We have all heard the phrase "living in sin". And we all know that in plain English, it means that two parties are living together without benefit of wedlock. To be "conceived in sin" is to be born as a result of such a liaison.

If we bypass the "invented theology" of "original sin", it is far more logical to take the verse at face value, and assume that there may have been some "scandal" associated with the circumstances of David's birth.

We find some evidence which tends to support that in some of the snippets of genealogical information which are given about David and his family.

From 1 Sam 17:12 we learn that David is one of eight brothers. 1 Chron 2:13-16 names seven, as well as two sisters, Zeruiah, and Abigail.

The sons of Zeruiah include Joab and Abishai and Asahel. Abishai was with David in exile. 1 Sam 26:6. Joab, Abishai, and Asahel all became leaders in David's army. This probably means that although nephews of David, they were of a similar age, and that therefore David's two sisters were much older than David.

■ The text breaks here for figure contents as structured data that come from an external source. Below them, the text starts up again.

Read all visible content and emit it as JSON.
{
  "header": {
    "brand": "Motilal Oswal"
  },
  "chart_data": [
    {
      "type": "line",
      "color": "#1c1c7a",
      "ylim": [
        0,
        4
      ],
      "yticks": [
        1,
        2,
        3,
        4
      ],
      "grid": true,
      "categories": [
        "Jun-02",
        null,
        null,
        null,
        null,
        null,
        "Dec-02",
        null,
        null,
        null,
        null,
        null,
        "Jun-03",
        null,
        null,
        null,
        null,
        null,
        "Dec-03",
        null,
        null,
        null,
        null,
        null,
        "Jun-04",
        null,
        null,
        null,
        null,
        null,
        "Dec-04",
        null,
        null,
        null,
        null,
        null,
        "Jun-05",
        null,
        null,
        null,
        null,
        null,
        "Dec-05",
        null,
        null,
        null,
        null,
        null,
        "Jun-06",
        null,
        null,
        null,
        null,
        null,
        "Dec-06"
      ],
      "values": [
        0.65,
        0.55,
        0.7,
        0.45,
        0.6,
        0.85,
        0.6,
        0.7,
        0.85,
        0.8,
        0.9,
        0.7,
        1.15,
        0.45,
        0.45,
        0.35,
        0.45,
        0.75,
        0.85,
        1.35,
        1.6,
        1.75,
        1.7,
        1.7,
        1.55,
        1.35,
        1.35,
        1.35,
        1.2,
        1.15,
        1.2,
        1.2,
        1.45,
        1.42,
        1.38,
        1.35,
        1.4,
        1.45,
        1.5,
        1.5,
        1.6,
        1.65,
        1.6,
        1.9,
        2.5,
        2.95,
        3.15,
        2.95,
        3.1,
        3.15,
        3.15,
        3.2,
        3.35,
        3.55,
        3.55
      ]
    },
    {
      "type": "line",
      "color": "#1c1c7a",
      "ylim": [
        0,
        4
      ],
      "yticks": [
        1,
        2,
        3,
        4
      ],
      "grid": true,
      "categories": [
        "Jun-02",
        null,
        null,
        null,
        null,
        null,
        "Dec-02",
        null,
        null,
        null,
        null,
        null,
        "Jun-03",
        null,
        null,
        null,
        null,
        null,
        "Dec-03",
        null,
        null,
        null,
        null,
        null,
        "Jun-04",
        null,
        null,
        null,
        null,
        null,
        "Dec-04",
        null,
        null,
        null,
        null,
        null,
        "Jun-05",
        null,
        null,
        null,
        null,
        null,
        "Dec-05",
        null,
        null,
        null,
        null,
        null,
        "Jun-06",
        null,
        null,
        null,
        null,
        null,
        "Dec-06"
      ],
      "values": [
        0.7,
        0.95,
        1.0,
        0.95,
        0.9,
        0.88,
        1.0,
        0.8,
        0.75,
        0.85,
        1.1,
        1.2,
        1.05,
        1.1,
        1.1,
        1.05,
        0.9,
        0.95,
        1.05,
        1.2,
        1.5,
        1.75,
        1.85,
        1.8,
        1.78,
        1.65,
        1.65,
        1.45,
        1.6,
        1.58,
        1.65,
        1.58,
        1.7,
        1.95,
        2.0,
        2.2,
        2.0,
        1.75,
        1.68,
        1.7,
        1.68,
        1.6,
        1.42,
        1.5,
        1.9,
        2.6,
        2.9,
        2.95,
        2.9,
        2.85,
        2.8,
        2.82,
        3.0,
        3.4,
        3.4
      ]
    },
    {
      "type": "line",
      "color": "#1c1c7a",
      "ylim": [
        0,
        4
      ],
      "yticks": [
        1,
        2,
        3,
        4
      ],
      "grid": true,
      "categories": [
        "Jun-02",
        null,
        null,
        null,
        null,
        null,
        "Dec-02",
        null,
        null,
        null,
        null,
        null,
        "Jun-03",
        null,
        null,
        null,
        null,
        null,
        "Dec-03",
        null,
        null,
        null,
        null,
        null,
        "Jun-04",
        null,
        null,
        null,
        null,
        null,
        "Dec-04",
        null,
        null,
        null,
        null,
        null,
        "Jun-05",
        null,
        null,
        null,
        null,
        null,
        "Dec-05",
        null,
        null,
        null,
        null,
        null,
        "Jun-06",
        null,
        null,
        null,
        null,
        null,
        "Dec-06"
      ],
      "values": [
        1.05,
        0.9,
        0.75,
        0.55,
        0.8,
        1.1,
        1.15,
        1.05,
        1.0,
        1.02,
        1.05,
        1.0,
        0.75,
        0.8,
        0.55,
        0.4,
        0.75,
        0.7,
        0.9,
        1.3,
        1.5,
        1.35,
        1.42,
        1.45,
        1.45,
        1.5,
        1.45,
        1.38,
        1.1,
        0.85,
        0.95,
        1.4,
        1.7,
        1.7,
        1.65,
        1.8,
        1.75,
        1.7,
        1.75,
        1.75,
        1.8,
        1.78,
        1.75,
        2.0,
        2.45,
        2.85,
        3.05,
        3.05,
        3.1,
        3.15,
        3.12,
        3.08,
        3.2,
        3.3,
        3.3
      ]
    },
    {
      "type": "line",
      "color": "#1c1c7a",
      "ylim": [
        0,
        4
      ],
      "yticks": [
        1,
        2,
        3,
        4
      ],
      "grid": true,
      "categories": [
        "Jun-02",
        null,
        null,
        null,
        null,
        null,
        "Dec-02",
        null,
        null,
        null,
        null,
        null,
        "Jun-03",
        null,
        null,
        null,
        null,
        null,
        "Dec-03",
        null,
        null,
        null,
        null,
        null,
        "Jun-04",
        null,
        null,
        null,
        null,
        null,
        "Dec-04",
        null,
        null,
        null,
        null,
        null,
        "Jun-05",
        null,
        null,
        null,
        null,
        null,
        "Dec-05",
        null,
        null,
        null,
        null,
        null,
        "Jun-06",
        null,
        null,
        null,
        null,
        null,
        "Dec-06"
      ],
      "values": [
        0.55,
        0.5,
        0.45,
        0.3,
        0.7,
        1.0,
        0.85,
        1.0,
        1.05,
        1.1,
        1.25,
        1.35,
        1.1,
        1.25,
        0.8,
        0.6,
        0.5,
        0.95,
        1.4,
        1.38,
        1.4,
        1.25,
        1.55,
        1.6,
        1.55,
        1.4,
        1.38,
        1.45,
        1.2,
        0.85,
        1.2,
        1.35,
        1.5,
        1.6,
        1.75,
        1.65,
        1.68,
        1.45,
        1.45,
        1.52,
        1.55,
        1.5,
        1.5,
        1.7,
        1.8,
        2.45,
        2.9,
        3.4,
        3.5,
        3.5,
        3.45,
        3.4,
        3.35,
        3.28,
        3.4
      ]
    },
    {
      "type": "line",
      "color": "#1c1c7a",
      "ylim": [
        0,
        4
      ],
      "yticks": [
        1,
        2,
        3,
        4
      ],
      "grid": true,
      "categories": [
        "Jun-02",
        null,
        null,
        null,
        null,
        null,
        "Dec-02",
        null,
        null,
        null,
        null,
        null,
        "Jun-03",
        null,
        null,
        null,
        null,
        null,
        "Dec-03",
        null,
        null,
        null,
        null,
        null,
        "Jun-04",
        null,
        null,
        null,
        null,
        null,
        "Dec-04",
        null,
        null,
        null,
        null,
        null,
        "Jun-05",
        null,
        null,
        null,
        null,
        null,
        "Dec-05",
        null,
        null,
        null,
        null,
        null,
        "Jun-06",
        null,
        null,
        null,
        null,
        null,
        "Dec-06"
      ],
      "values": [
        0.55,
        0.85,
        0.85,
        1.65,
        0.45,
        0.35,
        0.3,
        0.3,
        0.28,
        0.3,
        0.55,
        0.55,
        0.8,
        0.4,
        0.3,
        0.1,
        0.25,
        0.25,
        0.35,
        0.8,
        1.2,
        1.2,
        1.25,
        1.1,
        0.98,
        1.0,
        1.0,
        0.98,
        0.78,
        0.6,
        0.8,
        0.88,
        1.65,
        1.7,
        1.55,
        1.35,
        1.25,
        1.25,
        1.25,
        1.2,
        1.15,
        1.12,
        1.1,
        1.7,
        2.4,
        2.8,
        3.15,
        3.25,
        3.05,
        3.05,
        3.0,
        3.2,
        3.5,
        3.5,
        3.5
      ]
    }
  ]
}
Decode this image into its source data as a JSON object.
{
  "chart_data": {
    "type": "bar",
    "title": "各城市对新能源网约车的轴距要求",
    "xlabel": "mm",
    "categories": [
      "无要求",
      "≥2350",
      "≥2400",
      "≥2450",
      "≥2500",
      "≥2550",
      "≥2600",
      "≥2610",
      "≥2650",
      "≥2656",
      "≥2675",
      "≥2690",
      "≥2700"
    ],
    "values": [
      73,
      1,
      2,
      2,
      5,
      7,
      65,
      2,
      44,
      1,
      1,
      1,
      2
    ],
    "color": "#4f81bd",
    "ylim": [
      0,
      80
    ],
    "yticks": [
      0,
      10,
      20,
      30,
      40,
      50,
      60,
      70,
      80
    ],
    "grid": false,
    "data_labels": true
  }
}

Then in 2 Sam 17:25 we learn that in fact Zeruiah and Abigail were only David's HALF SISTERS. Their father was Nahash ..... not Jesse!

Nahash was an Ammonite King who had "dealt loyally with David". (1 Sam 10:2) It seems reasonable to speculate that this is the same Nahash who was the father of Zeruiah and Abigail. If David's two half sisters were in fact the daughters of this Nahash, then Joab, Abishai, and Asahel were his grandsons. So of course it could be expected that Nahash would have a strong incentive to "deal loyally with David" for the sake of his daughters and grandsons.

All of that suggests a "hint of scandal" in the circumstances of David's birth. His mother had two daughters by Nahash, before David was born. Nahash was still living when she bore David to Jesse.

What were the rest of the circumstances? Alas ...... There are too many things left unsaid, to go any further. Some of the unanswered questions include:

- Was David's mother a "divorcee"?
- Or was she perhaps a Jewish captive of war, a slave and concubine in the house of Nahash,
   who later been "rescued", or set free?
- Is it possible that she was an Ammonite? (See Deut 23:3)
- Was she perhaps Jesse's second wife? Or not married to Jesse at all?
- Were David's seven brothers, actually only half brothers?
- Is any of that the reason why, when Samuel asked to meet Jesse's sons, David was not called?
- Does it have anything to do with the reason why David was kept away from the rest of the
   family, tending the flocks?
- Does it contribute to the apparent antagonism of his oldest brother towards him? (1 Sam 17:28)
While we must leave those puzzling questions unanswered, there is certainly enough "hint of scandal" there, to provide a reasonable explanation for David's statement that he was "brought forth in iniquity and conceived in sin".

And it is far more intellectually satisfying than the MYTH of "Original Sin"!